Domestic Violence: A Daily Terror in Most Mauritian Families
- 1. History.
- 2. Modernization.
- 3. Measures to end domestic violence.
- Appendix. An introduction to Mauritius.
This statement of the magistrate in a local court was quoted in L'Express, the only morning daily in Mauritius on Friday, 28th April 1995. The statement refers to a miserable wife who was alone with her children, constantly subjected to violence by her husband. Very often the husband returned home at night totally drunk and behaved violently to his family.
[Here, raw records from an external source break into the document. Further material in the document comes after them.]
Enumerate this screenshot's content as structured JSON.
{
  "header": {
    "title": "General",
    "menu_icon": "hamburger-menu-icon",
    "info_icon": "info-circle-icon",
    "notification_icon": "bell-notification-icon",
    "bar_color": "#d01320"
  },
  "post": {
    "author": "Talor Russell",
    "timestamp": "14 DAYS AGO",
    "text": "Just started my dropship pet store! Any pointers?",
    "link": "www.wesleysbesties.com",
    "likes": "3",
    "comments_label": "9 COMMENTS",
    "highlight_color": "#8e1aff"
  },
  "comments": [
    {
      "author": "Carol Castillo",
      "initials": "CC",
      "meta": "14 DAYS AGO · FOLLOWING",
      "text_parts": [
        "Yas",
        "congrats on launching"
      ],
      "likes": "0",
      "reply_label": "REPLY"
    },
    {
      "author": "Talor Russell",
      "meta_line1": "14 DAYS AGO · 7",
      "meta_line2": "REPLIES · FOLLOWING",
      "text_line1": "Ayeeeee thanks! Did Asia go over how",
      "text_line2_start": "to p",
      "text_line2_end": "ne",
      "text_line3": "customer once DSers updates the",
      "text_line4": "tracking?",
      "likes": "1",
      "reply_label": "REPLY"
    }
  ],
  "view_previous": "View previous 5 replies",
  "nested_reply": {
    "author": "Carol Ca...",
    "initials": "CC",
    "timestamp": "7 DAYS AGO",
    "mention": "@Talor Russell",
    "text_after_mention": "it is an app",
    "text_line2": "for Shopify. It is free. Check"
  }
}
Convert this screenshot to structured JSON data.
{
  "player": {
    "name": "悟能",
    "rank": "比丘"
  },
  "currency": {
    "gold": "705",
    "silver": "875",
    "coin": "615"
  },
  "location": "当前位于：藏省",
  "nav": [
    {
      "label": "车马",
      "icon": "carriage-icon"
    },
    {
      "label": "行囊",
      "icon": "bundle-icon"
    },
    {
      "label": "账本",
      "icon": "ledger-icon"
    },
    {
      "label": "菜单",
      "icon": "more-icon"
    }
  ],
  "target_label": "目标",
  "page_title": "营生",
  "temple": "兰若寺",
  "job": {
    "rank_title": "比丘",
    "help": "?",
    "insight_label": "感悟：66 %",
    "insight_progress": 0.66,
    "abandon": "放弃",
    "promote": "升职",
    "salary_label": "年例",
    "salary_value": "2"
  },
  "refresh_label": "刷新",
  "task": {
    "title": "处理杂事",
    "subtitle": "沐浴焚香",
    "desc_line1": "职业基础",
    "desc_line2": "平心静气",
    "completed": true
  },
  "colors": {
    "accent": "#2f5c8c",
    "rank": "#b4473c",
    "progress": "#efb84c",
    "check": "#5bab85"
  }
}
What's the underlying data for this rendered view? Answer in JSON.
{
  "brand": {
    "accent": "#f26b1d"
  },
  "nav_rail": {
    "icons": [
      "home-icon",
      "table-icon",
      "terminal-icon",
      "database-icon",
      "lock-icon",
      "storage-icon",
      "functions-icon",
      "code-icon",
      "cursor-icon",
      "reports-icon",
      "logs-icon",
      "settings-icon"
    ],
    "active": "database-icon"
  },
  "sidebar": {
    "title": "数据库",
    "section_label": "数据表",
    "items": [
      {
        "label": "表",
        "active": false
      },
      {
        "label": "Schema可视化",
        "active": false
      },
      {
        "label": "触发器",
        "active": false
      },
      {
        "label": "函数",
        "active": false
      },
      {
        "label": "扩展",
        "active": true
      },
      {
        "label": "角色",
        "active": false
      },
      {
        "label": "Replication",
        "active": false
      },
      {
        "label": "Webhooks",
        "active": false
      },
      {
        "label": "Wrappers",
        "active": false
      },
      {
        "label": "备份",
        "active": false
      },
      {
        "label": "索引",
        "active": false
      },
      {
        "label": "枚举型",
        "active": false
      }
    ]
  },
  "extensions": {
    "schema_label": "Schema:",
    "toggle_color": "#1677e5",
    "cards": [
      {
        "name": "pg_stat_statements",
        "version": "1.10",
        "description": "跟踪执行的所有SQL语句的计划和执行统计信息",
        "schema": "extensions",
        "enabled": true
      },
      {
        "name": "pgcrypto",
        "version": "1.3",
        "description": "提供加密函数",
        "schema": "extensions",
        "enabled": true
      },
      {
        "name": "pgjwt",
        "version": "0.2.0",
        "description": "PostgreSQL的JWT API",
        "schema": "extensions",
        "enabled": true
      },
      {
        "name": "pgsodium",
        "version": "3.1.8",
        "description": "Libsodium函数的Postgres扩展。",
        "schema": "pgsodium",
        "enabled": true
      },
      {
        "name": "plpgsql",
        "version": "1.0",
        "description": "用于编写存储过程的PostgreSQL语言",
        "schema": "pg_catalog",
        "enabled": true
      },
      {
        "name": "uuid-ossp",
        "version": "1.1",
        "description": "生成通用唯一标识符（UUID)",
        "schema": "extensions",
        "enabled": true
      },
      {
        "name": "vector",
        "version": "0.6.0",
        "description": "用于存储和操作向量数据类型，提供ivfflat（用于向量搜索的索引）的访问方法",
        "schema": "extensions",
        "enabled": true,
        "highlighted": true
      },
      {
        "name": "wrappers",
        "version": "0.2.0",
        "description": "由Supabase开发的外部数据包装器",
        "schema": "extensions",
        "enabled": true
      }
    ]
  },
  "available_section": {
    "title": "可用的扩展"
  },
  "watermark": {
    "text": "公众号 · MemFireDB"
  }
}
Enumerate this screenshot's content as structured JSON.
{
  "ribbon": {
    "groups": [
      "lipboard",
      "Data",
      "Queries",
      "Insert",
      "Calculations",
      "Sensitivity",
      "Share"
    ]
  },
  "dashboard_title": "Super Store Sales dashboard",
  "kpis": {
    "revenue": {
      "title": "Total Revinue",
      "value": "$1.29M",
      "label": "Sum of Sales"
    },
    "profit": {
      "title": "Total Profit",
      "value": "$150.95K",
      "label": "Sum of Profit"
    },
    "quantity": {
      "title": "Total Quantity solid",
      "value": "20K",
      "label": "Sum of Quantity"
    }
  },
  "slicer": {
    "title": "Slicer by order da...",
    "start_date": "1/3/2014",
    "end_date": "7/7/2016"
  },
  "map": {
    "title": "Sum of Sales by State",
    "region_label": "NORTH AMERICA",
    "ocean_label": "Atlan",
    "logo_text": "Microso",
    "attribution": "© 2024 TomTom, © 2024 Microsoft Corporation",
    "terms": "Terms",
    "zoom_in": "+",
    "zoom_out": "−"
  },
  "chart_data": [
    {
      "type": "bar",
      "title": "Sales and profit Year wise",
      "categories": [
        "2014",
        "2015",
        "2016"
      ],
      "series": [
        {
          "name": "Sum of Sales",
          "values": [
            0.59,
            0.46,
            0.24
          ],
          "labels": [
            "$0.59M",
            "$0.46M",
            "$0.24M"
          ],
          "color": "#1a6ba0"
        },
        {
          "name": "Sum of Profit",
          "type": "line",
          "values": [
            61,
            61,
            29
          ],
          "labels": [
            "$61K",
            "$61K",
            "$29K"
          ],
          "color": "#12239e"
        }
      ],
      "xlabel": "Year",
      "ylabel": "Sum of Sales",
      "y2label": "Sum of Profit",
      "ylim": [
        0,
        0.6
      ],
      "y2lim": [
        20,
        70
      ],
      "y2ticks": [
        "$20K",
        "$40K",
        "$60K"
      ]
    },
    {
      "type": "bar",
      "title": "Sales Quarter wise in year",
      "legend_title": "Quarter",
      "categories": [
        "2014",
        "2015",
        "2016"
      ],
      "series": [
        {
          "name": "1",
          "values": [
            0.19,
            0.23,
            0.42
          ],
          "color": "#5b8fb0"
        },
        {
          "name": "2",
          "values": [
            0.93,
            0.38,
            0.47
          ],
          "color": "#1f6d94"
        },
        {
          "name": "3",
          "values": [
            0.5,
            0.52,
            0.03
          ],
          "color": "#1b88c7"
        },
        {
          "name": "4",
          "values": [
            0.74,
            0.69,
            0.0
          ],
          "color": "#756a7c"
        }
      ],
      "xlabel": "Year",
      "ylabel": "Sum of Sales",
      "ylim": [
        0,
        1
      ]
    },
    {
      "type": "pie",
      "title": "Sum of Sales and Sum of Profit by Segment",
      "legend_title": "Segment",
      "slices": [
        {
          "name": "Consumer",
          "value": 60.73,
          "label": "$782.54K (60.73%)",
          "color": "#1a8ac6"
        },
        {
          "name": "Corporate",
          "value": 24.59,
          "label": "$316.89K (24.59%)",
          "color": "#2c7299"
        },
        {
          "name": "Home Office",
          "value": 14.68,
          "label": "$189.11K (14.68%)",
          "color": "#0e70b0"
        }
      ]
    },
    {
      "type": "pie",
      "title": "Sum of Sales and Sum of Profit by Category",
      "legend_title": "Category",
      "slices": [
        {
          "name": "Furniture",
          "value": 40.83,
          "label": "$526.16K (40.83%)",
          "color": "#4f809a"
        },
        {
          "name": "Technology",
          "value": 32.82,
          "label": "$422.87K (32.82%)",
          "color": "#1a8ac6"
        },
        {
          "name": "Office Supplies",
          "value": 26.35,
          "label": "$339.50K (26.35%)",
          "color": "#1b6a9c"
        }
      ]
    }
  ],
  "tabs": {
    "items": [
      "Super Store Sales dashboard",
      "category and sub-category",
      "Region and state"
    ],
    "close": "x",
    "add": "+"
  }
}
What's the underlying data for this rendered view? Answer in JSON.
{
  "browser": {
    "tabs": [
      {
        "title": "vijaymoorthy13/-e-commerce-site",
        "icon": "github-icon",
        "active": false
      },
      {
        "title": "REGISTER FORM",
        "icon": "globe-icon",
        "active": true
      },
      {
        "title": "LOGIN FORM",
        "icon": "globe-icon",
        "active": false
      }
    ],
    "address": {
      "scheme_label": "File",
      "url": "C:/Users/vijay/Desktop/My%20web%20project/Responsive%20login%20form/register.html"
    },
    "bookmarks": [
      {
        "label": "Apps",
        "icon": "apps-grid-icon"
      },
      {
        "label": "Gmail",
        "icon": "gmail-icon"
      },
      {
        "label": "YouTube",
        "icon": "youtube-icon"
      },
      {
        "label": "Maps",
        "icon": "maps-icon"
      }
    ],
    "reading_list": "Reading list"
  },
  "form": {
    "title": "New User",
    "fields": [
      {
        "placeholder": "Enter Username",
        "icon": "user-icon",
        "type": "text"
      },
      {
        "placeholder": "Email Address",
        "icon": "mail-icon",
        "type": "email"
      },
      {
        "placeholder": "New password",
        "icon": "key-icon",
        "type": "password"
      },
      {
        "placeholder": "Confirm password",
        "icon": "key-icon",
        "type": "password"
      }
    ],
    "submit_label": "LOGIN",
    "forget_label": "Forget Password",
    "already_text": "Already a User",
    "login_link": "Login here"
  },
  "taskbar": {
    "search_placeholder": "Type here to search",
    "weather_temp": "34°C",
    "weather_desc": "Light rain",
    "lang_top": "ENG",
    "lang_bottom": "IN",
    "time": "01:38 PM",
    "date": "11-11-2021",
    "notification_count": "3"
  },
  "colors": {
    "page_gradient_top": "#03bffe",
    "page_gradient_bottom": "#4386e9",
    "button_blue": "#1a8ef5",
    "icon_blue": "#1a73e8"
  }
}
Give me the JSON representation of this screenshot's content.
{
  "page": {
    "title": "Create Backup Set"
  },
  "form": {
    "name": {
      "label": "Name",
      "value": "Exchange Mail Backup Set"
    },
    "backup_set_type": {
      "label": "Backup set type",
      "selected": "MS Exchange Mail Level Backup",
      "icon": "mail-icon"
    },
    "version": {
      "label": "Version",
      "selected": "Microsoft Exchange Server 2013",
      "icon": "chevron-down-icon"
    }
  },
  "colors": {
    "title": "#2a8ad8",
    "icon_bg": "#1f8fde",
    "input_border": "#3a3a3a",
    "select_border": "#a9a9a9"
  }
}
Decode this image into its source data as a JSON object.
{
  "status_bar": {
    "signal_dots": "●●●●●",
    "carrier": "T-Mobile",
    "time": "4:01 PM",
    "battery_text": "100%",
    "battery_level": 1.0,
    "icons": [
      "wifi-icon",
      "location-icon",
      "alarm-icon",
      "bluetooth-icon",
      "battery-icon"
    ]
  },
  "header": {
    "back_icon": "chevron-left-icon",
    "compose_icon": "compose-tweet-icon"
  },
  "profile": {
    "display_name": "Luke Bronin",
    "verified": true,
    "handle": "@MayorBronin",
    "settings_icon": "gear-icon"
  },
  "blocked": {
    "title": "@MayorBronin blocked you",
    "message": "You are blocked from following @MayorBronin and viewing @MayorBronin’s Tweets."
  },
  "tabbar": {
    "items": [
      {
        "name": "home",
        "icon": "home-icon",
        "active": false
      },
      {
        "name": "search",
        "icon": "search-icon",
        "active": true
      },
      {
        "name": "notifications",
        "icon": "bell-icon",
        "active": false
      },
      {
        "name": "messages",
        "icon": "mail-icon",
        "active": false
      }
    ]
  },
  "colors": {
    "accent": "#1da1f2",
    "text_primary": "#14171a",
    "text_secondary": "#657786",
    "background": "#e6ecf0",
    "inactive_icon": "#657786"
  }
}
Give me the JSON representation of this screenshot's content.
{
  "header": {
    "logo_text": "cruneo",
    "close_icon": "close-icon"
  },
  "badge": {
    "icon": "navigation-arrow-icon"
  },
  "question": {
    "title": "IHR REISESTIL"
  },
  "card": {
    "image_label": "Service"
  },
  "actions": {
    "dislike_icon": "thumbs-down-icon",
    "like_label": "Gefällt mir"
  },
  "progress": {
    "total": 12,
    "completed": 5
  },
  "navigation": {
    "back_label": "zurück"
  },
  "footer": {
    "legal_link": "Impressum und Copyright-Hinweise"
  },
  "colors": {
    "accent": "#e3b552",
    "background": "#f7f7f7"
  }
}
The terrified wife often had to take shelter in the nearby sugar-cane field to hide herself and her children from the violent husband.
The incident mentioned above occurred at night, when the wife, after a hard day's work, was boiling water to bathe her tired feet and the drunk husband entered the kitchen with a knife and threatened her: "Mo pou coupe toi azaordi [I will stab you today]." The panic-stricken wife threw the boiling water at her husband who was advancing towards her with the knife in his hand. The husband eventually died of his injuries and the wife was prosecuted by the police for manslaughter.
This kind of violent scene is very common in most families in Mauritius. The violence can be of different forms: physical and verbal, rape, stabbing, burning with cigarettes, with hot oil, or hot water. In some extreme cases the wife has been burnt to death by fire, and this is then described as accidental fire or suicide.
It is to be noted that domestic violence is confined not only to families on low incomes. Strangely, domestic violence is a regular feature in better-off families where both couples are well educated, and may be professionals or have a high social status. In fact, the wives in the high-class families are embarrassed to protest openly against violence by their husbands, who have a good position in society. They keep the whole matter to themselves. Often the bruises on their bodies reveal the truth. These battered women prefer to maintain their social status rather than go to the courts and ask for a divorce on grounds of violence. For this reason, reliable statistics of domestic violence are not available.